My goal is to get 7 hours of sleep every single night. That’s the primary target. That is what I need to start. I knew this months ago, weeks ago, and now. It was working before and it can work again. I just need to focus on that. Everything else will start to fall into place. I am sure of it. 

After that.. it’s the same goal but without any assistance from otc or Rx meds. After that I re-evaluate and find the next target. What’s a realistic timeframe? Two weeks? I think so.

What’s the strategy? Sacrifice the extra time I’ve been putting into my job. I’m not going to get paid any more or less for what I do so when it comes to the bottom line with time.. that goes first. 

The other factor besides time are the unsolved problems in my life. Work (again), and my relationships. I have to let go of the animosity and hurt I’m feeling because I can’t change things. My brain wants these unsolvable problems solved and it’s stealing my sleep to do so. I need to take back control. I don’t know if that means meditation, or talking more with people, or really just giving up on the current job and relationships. I don’t know, but damn it all to hell, it’s gonna happen. 

That’s it for now. Let’s see if I can also post this to the site from my phone (still on the elliptical).

Sweaty and Determined,
~Miss SugarCookie

2017-04-26 Phoenix – Day 5, And the Beat Goes On

Last night I fell asleep at 9:30 and this morning at about 4. Those doing the time math on that can clearly see that means I had 6.5 hours a sleep. It was absolutely necessary and it was AMAZING.

Never in my life did I think I would ever be so excited to have 6 and a half hours of sleep. Or that I would feel so great about it.

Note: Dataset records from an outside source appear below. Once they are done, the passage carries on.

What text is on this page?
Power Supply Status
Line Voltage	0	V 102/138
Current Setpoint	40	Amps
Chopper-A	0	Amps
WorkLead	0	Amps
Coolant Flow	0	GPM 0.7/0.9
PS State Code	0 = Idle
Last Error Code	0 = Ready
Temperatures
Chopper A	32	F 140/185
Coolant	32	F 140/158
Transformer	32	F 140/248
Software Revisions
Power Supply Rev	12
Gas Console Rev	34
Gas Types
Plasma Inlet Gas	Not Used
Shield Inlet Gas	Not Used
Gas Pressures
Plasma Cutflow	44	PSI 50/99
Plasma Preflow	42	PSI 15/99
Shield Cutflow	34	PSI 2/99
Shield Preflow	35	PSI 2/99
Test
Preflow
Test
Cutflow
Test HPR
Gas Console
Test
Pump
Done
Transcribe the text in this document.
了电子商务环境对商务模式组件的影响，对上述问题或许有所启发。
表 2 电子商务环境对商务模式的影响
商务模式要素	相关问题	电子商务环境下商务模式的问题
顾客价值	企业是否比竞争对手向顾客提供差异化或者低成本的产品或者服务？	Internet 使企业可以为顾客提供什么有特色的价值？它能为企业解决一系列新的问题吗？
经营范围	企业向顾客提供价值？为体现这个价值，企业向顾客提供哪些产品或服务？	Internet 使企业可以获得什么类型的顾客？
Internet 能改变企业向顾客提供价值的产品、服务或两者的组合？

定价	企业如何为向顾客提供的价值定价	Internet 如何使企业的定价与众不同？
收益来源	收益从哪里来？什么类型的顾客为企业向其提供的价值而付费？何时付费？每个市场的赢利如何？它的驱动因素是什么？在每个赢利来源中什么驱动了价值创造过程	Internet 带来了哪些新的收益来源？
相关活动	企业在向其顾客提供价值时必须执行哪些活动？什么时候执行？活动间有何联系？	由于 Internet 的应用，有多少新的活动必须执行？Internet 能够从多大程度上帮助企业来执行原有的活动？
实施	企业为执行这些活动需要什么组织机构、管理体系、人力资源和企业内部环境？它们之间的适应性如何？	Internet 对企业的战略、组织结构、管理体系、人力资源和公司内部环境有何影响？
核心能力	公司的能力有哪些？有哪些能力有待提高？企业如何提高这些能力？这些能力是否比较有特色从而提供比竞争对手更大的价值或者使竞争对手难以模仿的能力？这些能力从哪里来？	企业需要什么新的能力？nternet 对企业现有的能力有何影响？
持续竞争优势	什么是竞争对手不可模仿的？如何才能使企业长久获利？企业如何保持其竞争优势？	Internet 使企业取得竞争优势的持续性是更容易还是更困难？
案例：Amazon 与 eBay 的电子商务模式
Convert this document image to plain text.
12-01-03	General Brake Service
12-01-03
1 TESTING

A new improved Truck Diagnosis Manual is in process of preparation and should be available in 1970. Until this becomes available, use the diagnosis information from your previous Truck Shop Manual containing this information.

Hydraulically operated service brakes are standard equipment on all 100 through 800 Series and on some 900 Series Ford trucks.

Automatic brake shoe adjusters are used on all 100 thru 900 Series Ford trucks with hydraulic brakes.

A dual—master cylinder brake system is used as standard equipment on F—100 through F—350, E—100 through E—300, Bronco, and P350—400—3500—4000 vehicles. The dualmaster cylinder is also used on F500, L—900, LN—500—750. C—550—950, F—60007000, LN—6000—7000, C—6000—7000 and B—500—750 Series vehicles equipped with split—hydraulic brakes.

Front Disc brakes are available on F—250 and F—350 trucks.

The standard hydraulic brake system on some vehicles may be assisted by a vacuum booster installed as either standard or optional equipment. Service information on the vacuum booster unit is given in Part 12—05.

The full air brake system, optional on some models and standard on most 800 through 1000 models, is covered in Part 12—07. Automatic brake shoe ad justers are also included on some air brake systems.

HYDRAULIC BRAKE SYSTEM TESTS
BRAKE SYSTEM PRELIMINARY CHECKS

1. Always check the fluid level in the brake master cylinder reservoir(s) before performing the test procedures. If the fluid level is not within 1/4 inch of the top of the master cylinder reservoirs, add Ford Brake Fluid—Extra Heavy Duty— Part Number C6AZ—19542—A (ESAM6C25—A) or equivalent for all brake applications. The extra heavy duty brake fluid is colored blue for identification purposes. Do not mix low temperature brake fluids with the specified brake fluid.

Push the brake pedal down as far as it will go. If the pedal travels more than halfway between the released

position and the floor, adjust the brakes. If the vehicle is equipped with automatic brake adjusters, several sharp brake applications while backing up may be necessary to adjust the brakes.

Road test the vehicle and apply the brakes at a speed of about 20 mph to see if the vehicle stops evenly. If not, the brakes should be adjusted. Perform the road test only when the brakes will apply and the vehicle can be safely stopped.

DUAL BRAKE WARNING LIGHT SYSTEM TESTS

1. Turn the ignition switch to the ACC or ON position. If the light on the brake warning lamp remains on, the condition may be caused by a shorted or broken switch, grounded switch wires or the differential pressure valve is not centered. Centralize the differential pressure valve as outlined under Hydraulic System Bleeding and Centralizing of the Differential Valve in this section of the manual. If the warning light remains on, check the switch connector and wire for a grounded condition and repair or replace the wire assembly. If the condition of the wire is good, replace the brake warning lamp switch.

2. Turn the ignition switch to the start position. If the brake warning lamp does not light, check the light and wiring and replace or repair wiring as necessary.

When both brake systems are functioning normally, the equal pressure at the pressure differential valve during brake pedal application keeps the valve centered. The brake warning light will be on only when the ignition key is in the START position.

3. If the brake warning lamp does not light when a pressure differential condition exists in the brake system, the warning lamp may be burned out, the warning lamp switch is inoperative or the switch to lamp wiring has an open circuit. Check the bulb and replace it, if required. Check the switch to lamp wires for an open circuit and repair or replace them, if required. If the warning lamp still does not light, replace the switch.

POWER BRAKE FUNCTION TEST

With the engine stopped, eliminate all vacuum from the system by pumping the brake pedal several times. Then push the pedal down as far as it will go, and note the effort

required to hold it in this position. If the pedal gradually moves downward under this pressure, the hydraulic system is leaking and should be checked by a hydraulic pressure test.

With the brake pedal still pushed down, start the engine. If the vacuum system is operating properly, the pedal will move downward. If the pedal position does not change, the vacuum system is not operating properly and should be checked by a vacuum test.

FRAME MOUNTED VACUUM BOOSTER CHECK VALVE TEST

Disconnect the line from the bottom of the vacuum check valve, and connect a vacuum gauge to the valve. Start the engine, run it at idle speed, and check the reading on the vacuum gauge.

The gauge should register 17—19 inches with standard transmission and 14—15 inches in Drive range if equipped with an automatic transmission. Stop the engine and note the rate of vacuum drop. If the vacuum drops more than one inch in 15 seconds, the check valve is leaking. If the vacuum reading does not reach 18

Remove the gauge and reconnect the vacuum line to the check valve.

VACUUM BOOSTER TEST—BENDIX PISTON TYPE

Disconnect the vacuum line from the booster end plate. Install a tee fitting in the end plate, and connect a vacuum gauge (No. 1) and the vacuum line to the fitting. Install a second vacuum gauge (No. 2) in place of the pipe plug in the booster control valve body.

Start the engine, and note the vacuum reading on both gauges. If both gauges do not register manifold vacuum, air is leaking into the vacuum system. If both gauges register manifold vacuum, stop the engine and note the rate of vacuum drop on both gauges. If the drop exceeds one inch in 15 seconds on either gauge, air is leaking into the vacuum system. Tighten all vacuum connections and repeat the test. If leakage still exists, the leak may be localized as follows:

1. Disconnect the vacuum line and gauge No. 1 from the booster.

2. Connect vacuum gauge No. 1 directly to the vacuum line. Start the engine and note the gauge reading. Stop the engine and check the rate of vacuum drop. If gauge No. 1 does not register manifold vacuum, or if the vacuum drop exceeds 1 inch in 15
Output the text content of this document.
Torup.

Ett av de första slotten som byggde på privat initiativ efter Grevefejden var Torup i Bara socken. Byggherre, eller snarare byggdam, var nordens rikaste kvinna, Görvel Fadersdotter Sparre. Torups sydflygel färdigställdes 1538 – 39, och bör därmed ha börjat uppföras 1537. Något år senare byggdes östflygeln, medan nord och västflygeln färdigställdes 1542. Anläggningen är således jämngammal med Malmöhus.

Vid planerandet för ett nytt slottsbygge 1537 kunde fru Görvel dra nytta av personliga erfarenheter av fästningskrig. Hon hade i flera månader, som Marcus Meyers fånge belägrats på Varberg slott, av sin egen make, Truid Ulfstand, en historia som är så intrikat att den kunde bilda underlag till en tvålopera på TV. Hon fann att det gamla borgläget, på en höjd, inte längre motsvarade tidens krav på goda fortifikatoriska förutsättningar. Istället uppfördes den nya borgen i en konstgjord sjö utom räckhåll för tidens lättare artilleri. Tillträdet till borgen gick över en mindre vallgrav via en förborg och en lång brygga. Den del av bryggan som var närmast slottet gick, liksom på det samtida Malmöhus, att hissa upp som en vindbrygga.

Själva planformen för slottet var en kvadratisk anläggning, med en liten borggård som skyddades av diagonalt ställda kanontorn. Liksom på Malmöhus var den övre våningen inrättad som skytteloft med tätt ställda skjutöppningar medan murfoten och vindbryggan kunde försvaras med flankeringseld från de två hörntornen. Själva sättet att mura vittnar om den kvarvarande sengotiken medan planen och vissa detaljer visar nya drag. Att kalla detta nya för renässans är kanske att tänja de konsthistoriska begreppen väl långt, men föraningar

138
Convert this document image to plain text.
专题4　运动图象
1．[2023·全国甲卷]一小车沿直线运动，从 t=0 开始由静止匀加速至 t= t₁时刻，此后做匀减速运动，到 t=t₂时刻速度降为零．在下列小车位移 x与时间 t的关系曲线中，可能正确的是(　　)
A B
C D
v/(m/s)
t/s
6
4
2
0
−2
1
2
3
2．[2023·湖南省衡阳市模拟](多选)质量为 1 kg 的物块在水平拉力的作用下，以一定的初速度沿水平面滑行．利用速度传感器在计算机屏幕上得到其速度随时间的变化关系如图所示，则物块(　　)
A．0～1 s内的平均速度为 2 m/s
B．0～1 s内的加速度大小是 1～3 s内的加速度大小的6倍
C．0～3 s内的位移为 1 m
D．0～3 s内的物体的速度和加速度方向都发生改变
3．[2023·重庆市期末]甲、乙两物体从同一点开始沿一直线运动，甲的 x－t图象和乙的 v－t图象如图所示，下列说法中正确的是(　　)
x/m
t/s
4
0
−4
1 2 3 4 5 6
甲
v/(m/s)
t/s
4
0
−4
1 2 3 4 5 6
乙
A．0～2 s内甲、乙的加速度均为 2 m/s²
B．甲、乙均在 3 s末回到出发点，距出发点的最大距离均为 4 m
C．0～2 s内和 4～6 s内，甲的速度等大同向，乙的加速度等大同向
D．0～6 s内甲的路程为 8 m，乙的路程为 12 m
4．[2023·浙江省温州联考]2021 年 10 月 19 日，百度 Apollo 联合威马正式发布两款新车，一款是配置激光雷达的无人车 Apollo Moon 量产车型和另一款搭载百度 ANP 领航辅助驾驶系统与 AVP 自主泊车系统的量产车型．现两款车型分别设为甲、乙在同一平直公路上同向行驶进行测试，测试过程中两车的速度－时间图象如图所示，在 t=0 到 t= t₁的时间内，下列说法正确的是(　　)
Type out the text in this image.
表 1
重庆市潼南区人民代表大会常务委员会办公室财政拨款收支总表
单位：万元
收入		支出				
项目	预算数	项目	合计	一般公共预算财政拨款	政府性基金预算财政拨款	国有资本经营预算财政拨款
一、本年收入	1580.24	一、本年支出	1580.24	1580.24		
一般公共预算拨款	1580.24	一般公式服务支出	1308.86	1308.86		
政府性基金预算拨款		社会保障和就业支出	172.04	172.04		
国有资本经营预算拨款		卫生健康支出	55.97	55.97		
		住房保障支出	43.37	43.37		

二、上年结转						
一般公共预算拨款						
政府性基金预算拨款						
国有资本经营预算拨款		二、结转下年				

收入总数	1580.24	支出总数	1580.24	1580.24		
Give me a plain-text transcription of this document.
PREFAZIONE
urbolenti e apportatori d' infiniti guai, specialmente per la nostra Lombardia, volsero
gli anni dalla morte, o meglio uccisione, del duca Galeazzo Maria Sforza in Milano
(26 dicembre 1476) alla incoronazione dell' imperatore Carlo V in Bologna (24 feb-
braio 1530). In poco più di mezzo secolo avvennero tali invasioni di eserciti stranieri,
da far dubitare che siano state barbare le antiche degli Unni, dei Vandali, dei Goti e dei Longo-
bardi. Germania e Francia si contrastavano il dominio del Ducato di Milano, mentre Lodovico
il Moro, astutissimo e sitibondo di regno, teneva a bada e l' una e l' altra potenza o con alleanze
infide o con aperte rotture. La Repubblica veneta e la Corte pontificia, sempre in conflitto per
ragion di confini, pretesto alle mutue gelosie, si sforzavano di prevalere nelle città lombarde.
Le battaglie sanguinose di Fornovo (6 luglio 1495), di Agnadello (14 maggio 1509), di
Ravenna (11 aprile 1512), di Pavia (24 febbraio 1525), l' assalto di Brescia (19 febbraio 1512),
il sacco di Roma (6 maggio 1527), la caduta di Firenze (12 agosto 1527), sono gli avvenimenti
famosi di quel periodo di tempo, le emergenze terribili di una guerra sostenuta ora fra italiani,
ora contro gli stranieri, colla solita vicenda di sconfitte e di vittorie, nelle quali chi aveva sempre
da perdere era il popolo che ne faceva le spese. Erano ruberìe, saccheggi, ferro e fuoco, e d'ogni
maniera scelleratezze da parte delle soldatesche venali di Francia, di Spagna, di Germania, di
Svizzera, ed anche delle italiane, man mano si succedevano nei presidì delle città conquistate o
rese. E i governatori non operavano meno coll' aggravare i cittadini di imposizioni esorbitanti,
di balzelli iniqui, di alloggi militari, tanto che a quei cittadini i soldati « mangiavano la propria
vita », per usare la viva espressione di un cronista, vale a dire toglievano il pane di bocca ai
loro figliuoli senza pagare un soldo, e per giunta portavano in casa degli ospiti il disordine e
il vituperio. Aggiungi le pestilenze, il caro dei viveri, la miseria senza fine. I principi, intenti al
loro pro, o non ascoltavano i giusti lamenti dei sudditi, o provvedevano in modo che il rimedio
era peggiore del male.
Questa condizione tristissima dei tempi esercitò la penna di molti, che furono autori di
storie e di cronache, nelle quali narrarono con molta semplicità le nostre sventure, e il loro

Today went much like yesterday and was a flurry of activity from start to finish. Several days in a row now I have not even had time to get any exercise and I’m starting to feel it. I’ve also not been eating well and I’m feeling that too.

It really would have been nice to come to Phoenix and actually see Phoenix, but I don’t think it is in the cards for this trip.

I also have not had time to write like I would want to and don’t really have that now either because I have to get back to working on items. I would say, more later but that would be a lie.